My parents went to the state to fill out an application and I noticed right off the bat that if it was a bad situation, my dad would start yelling, 'these guys aren't doing anything for me,' Bowen said.
"And, as a little kid, I'm going, 'I'm supposed to interpret that?'"
"At point of contact, deaf people need to have something to represent themselves. Nothings been solved-it's so frustrating," he said.
Now Bowen is not only solving problems, he's also spreading deaf awareness.
"Our original idea was to develop a software application that would allow a deaf person to walk up to a computer and start signing in sign language and then it would use a camera to look at the person and then be able to translate it to English and then speak it," Bowen said.
"The problem was we had to buy an expensive camera if we wanted to do it because that's what the technology was like at the time. We were looking at other ways to bridge the communication gap, so that's when we started getting into the speech recognition (program)," he said.
The software is a voice recognition program, and it learns by listening. The process is quite simple, with software installed on one's computer; additional tools needed would be a headset.
"The image you see is just a background image, basically you put the headset on and you talk into it, and it scrolls what you're saying into that top bar. And, a deaf individual can communicate too by typing and using the keyboard and it will come out in speech," Bowen said.
Fitzhugh said, it's self-explanatory, as long as I speak fairly clearly and normal, it's 100 percent; it's a rational conversation.
"The software doesn't do (everything) and have all the signs, and isn't designed for an institution," Bowen said.
On a budget sense; however, the software is priced reasonably at $100; most institutional programs cost around $6500 dollars.
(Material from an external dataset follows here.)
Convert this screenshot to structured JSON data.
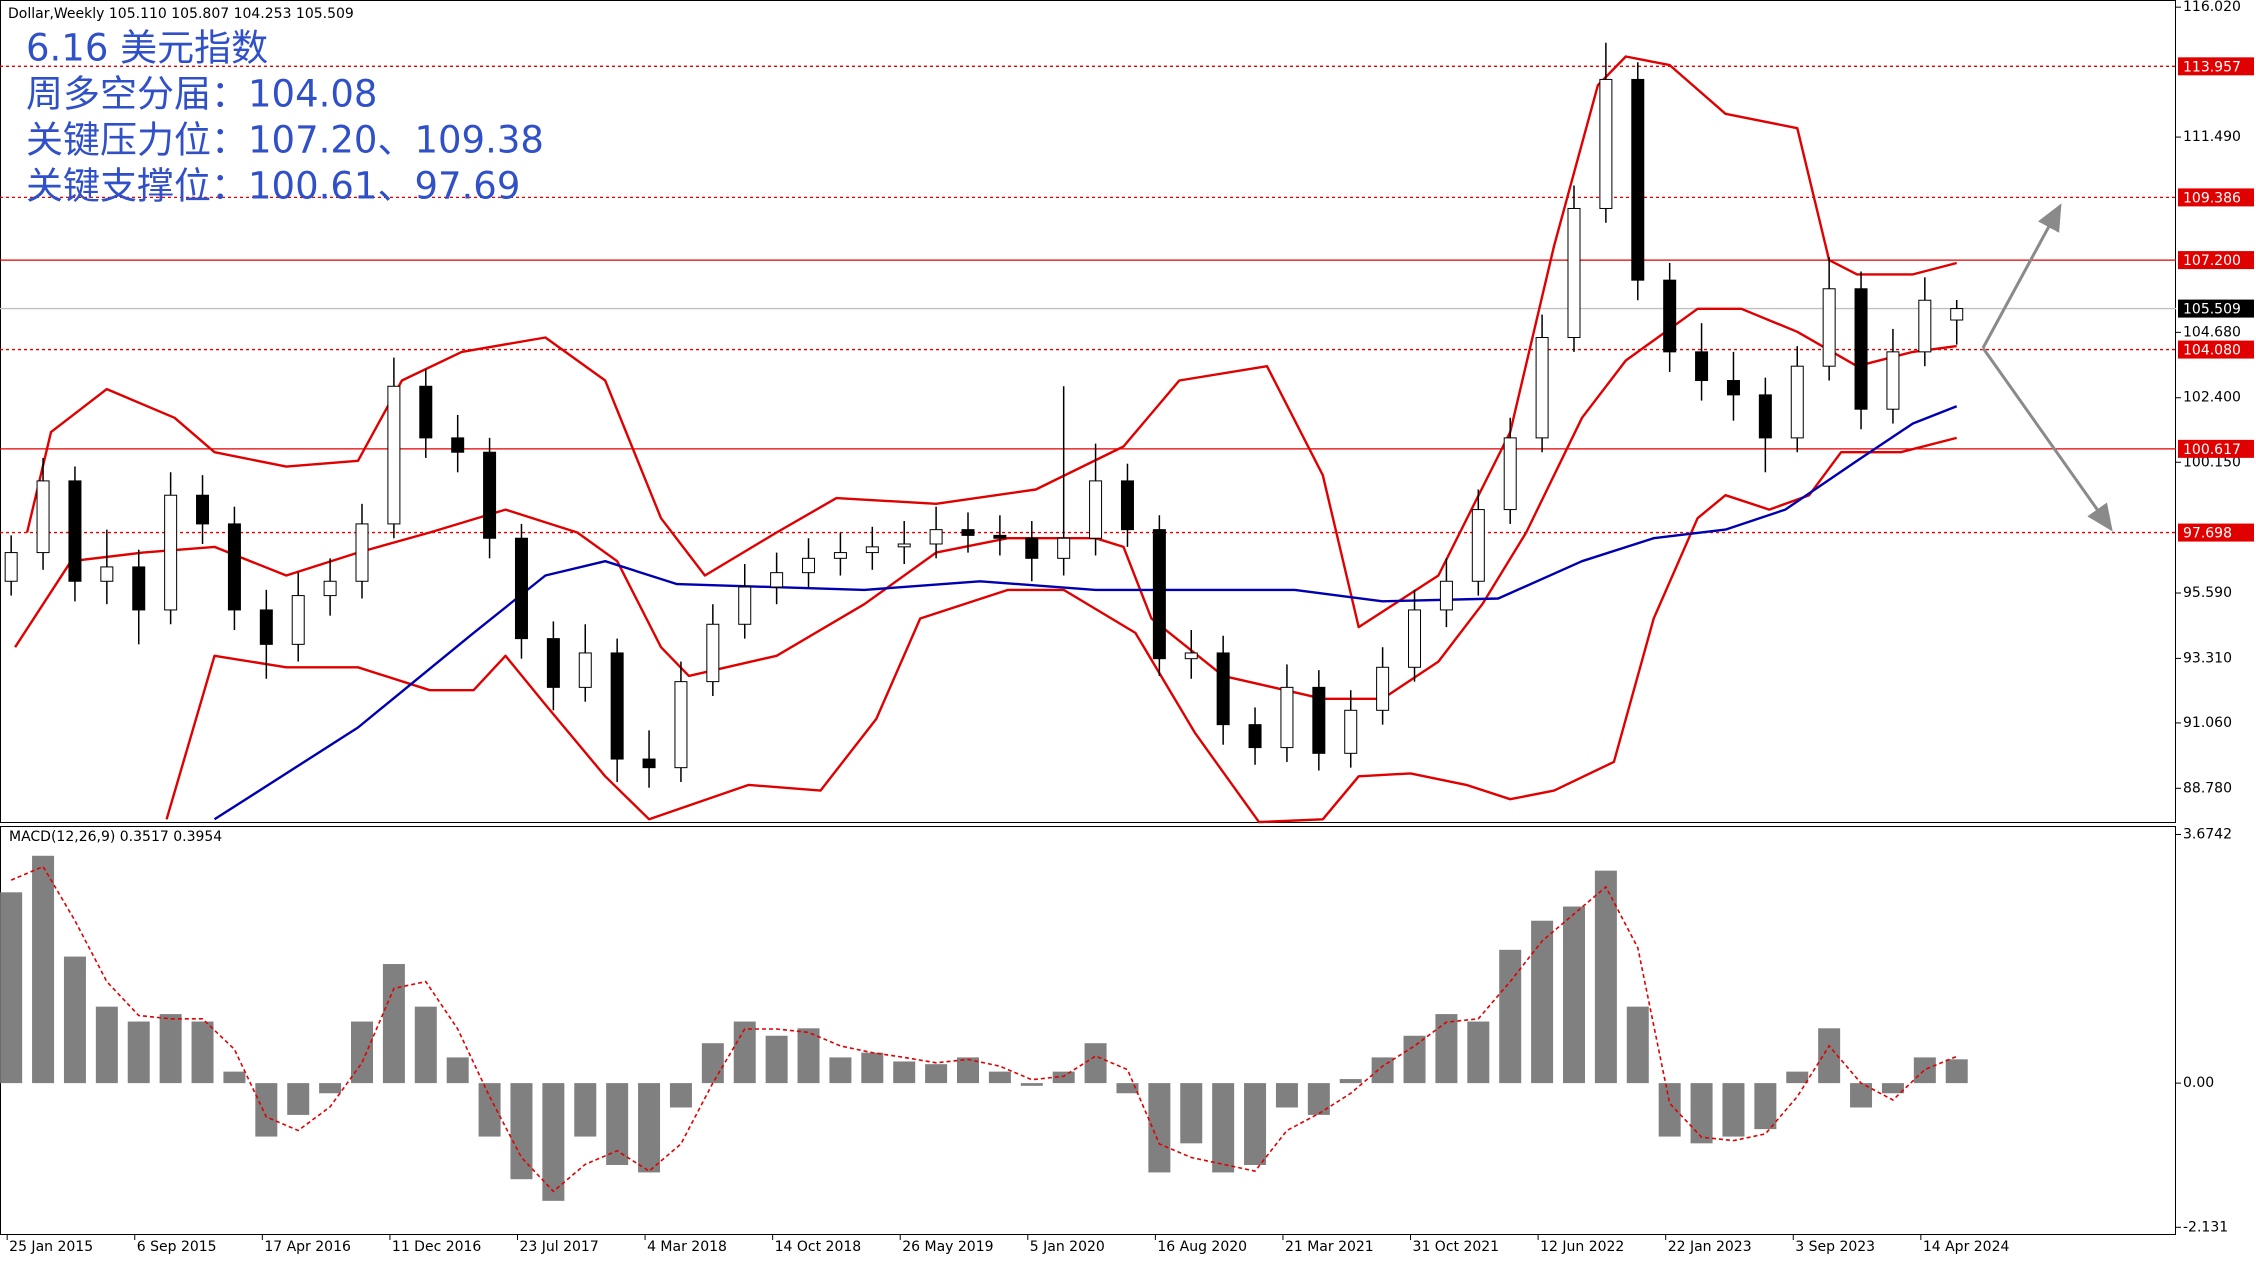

"When I finally finished it, I called up my mom and told her to come over. I put the headset on and I said mom, I'm talking to you without using sign language and she's looking at me and it's coming out exactly like I'm saying and she's like 'oh, my god!'" he said.
It actually does bridge the communication gap, Bowen said.
"All the deaf people are in tune, and we're giving them CDs who think it's awesome. We have hundreds of testaments on the Web sites," Fitzhugh said. "We're just trying to get to the little guys."
Support is varied, and Off World Technology is still working diligently to raise business at a higher level.
We called the Legislature-Beth Kerttula, they've responded and we're playing phone tag, but they're right on it, they said.
In addition to the voice recognition software, Bowen is working on other projects such as resolving three party telephone communication.
"He's almost broken the TTY process. It's when a deaf person calls, a hand person calls, and an operator; it's a whole hassle. It's almost to the point where a deaf person picks up a phone and calls directly and says, 'hello,' and we get rid of all the interpreters. There's a definite need for that," Fitzhugh said.
Money generated is being used to complete another software that will basically let any deaf person just walk up to a computer with a camera, start signing and have
the computer speak what the deaf individual is signing out loud, called gesture recognition technology.
"I want it in all the institutions, in the walls, in the computers, everywhere, so they don't have to have a device. So, they could walk up to something and just communicate. Basically, it's taking me and all my experiences and skills as being a child in a deaf and hearing world and putting it into the computer so anybody can access it," he said.
Funds are an issue, and it would take around 10 to 20 thousand dollars to create a mass produced device that would bridge the gap in deaf technology.
"I have fundamental goals, when I look toward the future: I think big. I'm sick of hearing people are leaving town (and) there's no jobs for young people, deaf people. If I can create something that can grow, I have the organizational mindset that can employ lots of people. Somebody has to encourage that kind of activity," Bowen said.